Document Type

Article

Publication Date

2008

Abstract

Despite its grounding in a specific and peculiar set of facts, the strict scrutiny mandate of Wisconsin v. Yoder (decided in 1972) has changed the constitutional landscape of custody cases - - and it has done so in a way that is unsound both as a matter of law and policy. Following Yoder, most courts require a showing of harm to the child, or a substantial threat of harm to the child, before placing any restrictions on exposure to a parent’s religious beliefs and practices. This harm standard leaves children in an untenable position when parents compete for “spiritual custody,” for the law can protect them only when the risk of harm is already substantial. Indeed, the bar is set so high that few courts have found circumstances that satisfy the harm standard. In this essay, I argue that a strict scrutiny standard has no place in spiritual custody cases. It is hardly consistent with the basic principle that the custody court’s paramount consideration is the best interests of the child. In fact, such a standard actually leaves the child unprotected from the very injuries deemed sufficient to justify judicial intervention in cases not involving religious matters.

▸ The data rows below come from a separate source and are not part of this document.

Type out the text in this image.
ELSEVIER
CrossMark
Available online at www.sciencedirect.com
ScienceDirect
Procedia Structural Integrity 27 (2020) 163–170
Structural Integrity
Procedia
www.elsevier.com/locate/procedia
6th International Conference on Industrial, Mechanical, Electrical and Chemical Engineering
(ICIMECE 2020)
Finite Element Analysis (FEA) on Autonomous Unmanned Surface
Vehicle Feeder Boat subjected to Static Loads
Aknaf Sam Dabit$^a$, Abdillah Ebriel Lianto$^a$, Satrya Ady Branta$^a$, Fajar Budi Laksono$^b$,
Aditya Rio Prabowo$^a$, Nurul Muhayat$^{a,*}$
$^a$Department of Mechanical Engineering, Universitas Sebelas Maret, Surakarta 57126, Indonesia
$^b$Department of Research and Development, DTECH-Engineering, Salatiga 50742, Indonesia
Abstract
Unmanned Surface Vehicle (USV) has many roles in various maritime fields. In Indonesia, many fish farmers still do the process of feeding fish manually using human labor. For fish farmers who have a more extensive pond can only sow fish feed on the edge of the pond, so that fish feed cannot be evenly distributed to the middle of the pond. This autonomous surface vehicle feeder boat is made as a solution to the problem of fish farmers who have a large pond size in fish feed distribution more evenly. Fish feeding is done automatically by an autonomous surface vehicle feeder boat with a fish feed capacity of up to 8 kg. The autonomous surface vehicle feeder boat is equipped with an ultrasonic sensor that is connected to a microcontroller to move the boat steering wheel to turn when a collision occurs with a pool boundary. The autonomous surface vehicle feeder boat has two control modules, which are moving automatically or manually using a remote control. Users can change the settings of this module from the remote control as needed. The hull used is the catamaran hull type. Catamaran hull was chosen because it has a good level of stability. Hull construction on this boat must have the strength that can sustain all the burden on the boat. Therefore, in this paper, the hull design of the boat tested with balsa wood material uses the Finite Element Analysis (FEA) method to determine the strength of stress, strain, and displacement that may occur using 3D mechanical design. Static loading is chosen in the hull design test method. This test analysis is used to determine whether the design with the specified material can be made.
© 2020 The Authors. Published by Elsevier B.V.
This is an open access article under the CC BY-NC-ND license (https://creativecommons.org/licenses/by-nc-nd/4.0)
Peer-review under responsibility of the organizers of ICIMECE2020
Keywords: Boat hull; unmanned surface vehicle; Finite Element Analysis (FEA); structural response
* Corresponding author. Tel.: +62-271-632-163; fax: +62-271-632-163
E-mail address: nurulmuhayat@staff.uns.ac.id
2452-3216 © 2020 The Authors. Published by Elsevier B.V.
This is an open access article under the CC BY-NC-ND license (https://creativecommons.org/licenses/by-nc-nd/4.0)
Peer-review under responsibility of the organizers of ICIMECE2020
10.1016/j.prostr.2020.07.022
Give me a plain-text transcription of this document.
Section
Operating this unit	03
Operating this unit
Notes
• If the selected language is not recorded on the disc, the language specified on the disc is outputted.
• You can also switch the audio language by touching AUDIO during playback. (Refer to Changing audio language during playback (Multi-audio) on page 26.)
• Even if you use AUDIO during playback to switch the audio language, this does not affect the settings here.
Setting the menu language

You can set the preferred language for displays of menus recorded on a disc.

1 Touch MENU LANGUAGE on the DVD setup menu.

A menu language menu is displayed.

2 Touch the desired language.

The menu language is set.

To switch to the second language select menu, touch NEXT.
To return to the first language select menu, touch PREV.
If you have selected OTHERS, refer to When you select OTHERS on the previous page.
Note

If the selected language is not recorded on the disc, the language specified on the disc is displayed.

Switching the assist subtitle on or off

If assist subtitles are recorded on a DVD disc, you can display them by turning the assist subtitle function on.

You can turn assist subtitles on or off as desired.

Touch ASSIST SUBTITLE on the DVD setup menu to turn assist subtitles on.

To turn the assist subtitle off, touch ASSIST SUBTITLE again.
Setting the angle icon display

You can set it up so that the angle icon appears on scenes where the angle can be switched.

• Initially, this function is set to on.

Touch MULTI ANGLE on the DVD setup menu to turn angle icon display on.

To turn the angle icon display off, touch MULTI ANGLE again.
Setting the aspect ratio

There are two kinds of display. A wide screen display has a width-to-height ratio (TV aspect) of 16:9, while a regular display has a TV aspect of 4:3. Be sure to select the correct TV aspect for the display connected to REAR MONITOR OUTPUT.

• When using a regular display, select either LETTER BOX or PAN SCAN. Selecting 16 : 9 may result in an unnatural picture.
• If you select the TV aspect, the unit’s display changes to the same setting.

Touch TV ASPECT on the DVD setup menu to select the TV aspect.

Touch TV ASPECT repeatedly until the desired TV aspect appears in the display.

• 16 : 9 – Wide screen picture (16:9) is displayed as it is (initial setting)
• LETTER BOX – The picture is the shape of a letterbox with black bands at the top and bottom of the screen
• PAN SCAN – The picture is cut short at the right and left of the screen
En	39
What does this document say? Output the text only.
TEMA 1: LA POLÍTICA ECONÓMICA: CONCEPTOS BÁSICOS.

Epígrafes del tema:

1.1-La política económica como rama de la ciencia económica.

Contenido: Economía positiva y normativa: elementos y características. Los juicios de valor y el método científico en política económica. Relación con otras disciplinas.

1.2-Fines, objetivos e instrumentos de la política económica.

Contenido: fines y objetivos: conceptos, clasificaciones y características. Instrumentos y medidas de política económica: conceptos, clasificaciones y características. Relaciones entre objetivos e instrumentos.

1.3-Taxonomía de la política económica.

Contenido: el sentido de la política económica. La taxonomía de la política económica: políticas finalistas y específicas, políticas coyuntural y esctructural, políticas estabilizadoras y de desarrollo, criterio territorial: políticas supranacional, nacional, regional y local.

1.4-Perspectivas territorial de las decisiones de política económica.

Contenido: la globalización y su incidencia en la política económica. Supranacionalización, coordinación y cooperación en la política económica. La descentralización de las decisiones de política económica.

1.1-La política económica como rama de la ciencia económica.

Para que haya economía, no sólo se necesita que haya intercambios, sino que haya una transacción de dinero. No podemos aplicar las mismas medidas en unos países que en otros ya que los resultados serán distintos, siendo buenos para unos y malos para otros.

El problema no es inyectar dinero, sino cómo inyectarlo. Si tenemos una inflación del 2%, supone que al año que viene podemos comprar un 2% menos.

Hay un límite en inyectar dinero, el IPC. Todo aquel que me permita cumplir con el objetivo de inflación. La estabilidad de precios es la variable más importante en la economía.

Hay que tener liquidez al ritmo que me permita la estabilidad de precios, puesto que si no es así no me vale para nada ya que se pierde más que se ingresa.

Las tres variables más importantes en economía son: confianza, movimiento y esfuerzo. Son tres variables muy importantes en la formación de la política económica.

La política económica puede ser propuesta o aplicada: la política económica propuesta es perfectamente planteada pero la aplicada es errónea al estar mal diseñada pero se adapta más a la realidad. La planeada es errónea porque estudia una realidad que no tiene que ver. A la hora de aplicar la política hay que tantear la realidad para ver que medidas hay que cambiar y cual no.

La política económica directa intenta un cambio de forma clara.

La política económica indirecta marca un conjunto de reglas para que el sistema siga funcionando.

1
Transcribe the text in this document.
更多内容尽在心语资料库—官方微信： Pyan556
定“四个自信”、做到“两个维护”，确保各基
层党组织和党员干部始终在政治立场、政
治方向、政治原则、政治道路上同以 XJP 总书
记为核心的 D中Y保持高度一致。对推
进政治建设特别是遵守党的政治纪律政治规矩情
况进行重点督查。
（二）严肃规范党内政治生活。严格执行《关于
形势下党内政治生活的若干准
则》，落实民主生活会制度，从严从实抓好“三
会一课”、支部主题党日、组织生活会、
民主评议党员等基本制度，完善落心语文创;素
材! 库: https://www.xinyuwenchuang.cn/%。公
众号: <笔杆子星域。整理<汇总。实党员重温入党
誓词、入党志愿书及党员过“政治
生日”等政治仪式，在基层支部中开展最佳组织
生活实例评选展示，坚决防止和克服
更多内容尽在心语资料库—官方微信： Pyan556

Religious parenting rights enjoy immunity from customary family law considerations because such rights are not subject to the rule, stated most clearly and emphatically in Employment Division, Department of Human Resources of Oregon v. Smith, that application of a neutral, generally applicable law to religiously motivated conduct is not barred by the Free Exercise Clause. Spiritual custody cases implicate fundamental rights under both the Free Exercise Clause and the Due Process Clause of the Fourteenth Amendment; that is, they present a “hybrid situation,” a kind of case where, peculiarly, the whole is greater than the sum of its constitutional parts, and for which strict scrutiny is somehow warranted. (In other hybrid situations, the free exercise right is joined to a fundamental protection already subject to strict scrutiny. In religious parenting cases, the parenting right is not necessarily a fundamental one.) In Smith, the Court discussed the hybrid rights situation as an exception to general constitutional principles. But in the universe of religious parenting cases, the exception easily swallows the rule. Because such cases are hybrid by definition, strict scrutiny becomes the norm, and the result is the creation of a separate sphere of the law where the government’s ability to enforce generally applicable law (in spiritual custody cases, to consider the best interests of the child) is subject to an individual’s religious beliefs. In that sphere, the law grants the religiously motivated parent a special constitutional privilege greater than those awarded separately under the Free Exercise Clause or the Due Process Clause, a privilege that generally trumps any countervailing interests of the state or rights of the child.

In Part I, I examine how custody courts employ the hybrid rights doctrine, tracing how the idiosyncratic facts of Yoder encouraged the Supreme Court to abandon well established law governing the right of religious parenting and to formulate a strict scrutiny standard ill-adapted to the existential intricacies of family disputes. In Part II, I argue that the Yoder standard fails to protect the child from harms routinely addressed in cases involving only secular matters. More specifically, I am concerned with the issue of parental alienation, the (sometimes subtle, often not) ways in which one parent may seek to turn a child against the other parent. Sensitive to the need to nurture a child’s relationship with both parents, and averse to any behavior that causes alienation, custody courts commonly prohibit each parent from making disparaging remarks about the other, and they do so without subjecting such measures to the heightened scrutiny demanded by a showing of harm. Penalties for subverting this judicially mandated obligation of tolerance can be severe, including modification of custody arrangements. But toleration gives way to individual rights where disparagement is religiously motivated. The harms to the child do not change. Indeed, the kind of disparagement that bears the imprimatur of religious doctrine may be far more terrifying than a parent’s personal verbal rampages. What changes is the deference courts show to the parent’s claim of constitutional rights. Under the harm standard, most courts treat religious disparagement as though it were mere abstract advocacy, ignoring the coercive nature of religious beliefs (children are caught between competing moral commands) and the coercive familial context in which such speech occurs (children are caught between competing parental commands).

Judicial non-intervention amounts to little more than a way of not dealing with such cases - - or, at least, of not dealing with such cases until it is too late for the child. To honor its fiduciary obligation to the child, the court must be able to consider any practice that could affect the general welfare of the child and to insist upon an appropriate form of civil discourse when religious views diverge. Where exposure to intolerance is not in the best interests of the child, the welfare of the child requires that those responsible for their upbringing observe, or be made to observe, the boundaries of socially appropriate behavior. The duty to respect those with whom one disagrees is a civic obligation for which parents must prepare their children. It is the necessary concomitant of the parenting right. Religious belief should not absolve parents of this obligation, and disparagement born of religious conviction should not get a constitutional pass from judicial scrutiny.